La domanda riguarda un chiarimento in merito alla definizione del calcolo del requisito contributivo NASpI. Il richiedente domanda all’Inps se, anche i periodi di congedo di maternità obbligatoria e congedo parentale, rientrassero nel calcolo delle 13 settimane di contribuzione da considerare nei 4 anni precedenti lo stato di disoccupazione involontaria, per accedere all’indennità.

La Direzione Centrale ammortizzatori sociali, con un messaggio del 15 febbraio scorso, risponde affermativamente al quesito: dettagliamo di seguito la motivazione.

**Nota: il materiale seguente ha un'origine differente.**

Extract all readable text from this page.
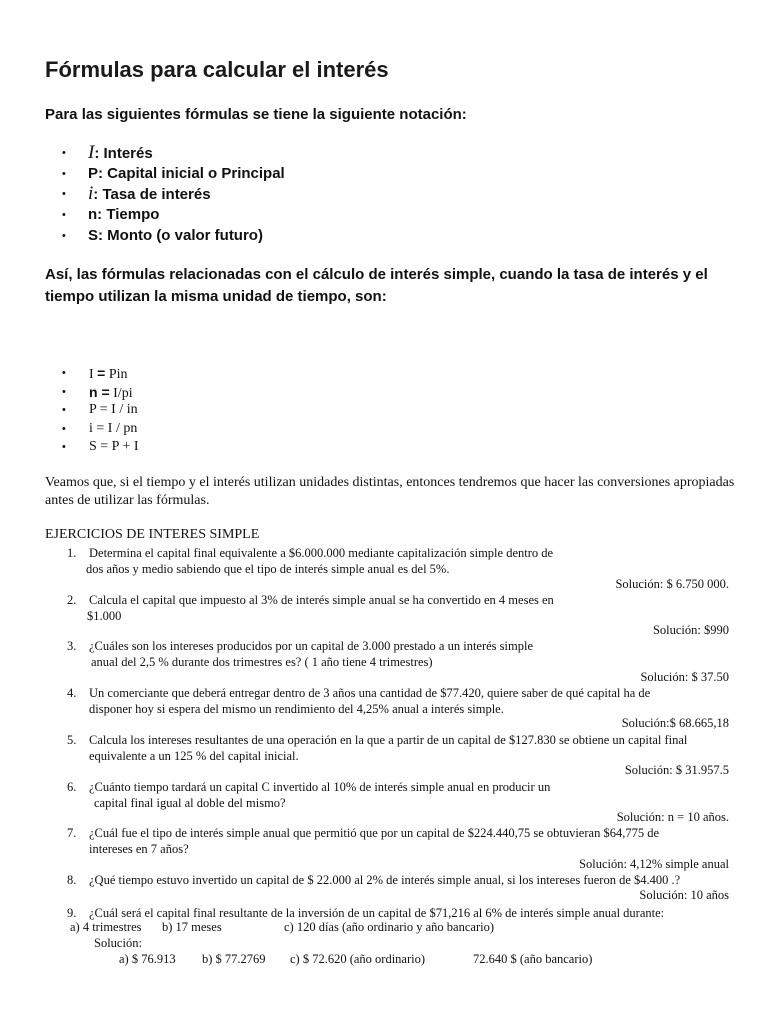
Fórmulas para calcular el interés
Para las siguientes fórmulas se tiene la siguiente notación:
• I: Interés
• P: Capital inicial o Principal
• i: Tasa de interés
• n: Tiempo
• S: Monto (o valor futuro)
Así, las fórmulas relacionadas con el cálculo de interés simple, cuando la tasa de interés y el tiempo utilizan la misma unidad de tiempo, son:
• I = Pin
• n = I/pi
• P = I / in
• i = I / pn
• S = P + I
Veamos que, si el tiempo y el interés utilizan unidades distintas, entonces tendremos que hacer las conversiones apropiadas antes de utilizar las fórmulas.
EJERCICIOS DE INTERES SIMPLE
1. Determina el capital final equivalente a $6.000.000 mediante capitalización simple dentro de
dos años y medio sabiendo que el tipo de interés simple anual es del 5%.
Solución: $ 6.750 000.
2. Calcula el capital que impuesto al 3% de interés simple anual se ha convertido en 4 meses en
$1.000
Solución: $990
3. ¿Cuáles son los intereses producidos por un capital de 3.000 prestado a un interés simple
anual del 2,5 % durante dos trimestres es? ( 1 año tiene 4 trimestres)
Solución: $ 37.50
4. Un comerciante que deberá entregar dentro de 3 años una cantidad de $77.420, quiere saber de qué capital ha de
disponer hoy si espera del mismo un rendimiento del 4,25% anual a interés simple.
Solución:$ 68.665,18
5. Calcula los intereses resultantes de una operación en la que a partir de un capital de $127.830 se obtiene un capital final
equivalente a un 125 % del capital inicial.
Solución: $ 31.957.5
6. ¿Cuánto tiempo tardará un capital C invertido al 10% de interés simple anual en producir un
capital final igual al doble del mismo?
Solución: n = 10 años.
7. ¿Cuál fue el tipo de interés simple anual que permitió que por un capital de $224.440,75 se obtuvieran $64,775 de
intereses en 7 años?
Solución: 4,12% simple anual
8. ¿Qué tiempo estuvo invertido un capital de $ 22.000 al 2% de interés simple anual, si los intereses fueron de $4.400 .?
Solución: 10 años
9. ¿Cuál será el capital final resultante de la inversión de un capital de $71,216 al 6% de interés simple anual durante:
a) 4 trimestres b) 17 meses	c) 120 días (año ordinario y año bancario)
Solución:
a) $ 76.913 b) $ 77.2769 c) $ 72.620 (año ordinario)	72.640 $ (año bancario)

Requisiti Naspi 2018: maternità e congedo parentale

Con il messaggio 170/2018, l’INPS fornisce chiarimenti sull’utilità dei contributi figurativi per maternità obbligatoria e periodi di congedo parentale, ai fini della ricerca delle 13 settimane di contribuzione per l’accesso alla prestazione NASpI.

L’Inps, richiamando le indicazioni contenute al paragrafo 2.2 della circolare INPS in materia di NASpI n. 94/17 ha precisato che, ai fini del perfezionamento del requisito delle 13 settimane di contribuzione contro la disoccupazione nei quattro anni precedenti l’inizio del periodo di disoccupazione involontaria, si considerano utili:

  • i contributi figurativi accreditati per maternità obbligatoria se all’inizio dell’astensione risulta già versata o dovuta contribuzione contro la disoccupazione. Tali contributi figurativi sono da considerarsi utili, sia nella ipotesi in cui il periodo di astensione obbligatoria inizi in costanza di rapporto di lavoro, sia nella ipotesi in cui l’astensione obbligatoria inizi entro sessanta giorni dalla data di risoluzione del rapporto di lavoro;
  • i periodi di congedo parentale purché regolarmente indennizzati e intervenuti in costanza di rapporto di lavoro.

Requisiti Naspi 2018: tutela alle madri lavoratrici

La madre lavoratrice è tutelata dal nostro ordinamento giuridico: basti pensare all’articolo 55 del D.L. 151/2001, secondo il quale la madre che si dimette volontariamente da 300 giorni prima della data presunta del parto al compimento dell’anno di vita del bambino, a prescindere se la lavoratrice abbia fruito o meno dell’indennità di maternità per parte di quel periodo, ha diritto alle indennita’ previste da disposizioni di legge e contrattuali per il caso di licenziamento, quindi anche alla Naspi.

Nella generalità dei casi, per accedere all’indennità di disoccupazione Naspi è necessario che si prefigurino congiuntamente tre requisiti:

  • stato involontario di disoccupazione;
  • requisito lavorativo: aver lavorato almeno 30 giorni effettivi, a prescindere dal minimale contributivo, nei dodici mesi che precedono l’inizio del periodo di disoccupazione.
  • requisito contributivo: far valere, nell’arco dei 4 anni precedenti lo stato di disoccupazione, almeno 13 settimane contributive

Riguardo al primo requisito, quindi, la madre ha diritto a ricevere l’indennità NASpI anche per dimissioni volontarie; riguardo all’ultimo requisito, a seguito della risposta dell’Inps, non si dovrà procedere alla neutralizzazione né dei periodi coperti da contribuzione figurativa per maternità obbligatoria, né dei periodi di congedo parentale, in quanto gli stessi sono da considerare utili ai fini della ricerca del requisito contributivo delle 13 settimane per l’accesso alla prestazione NASpI.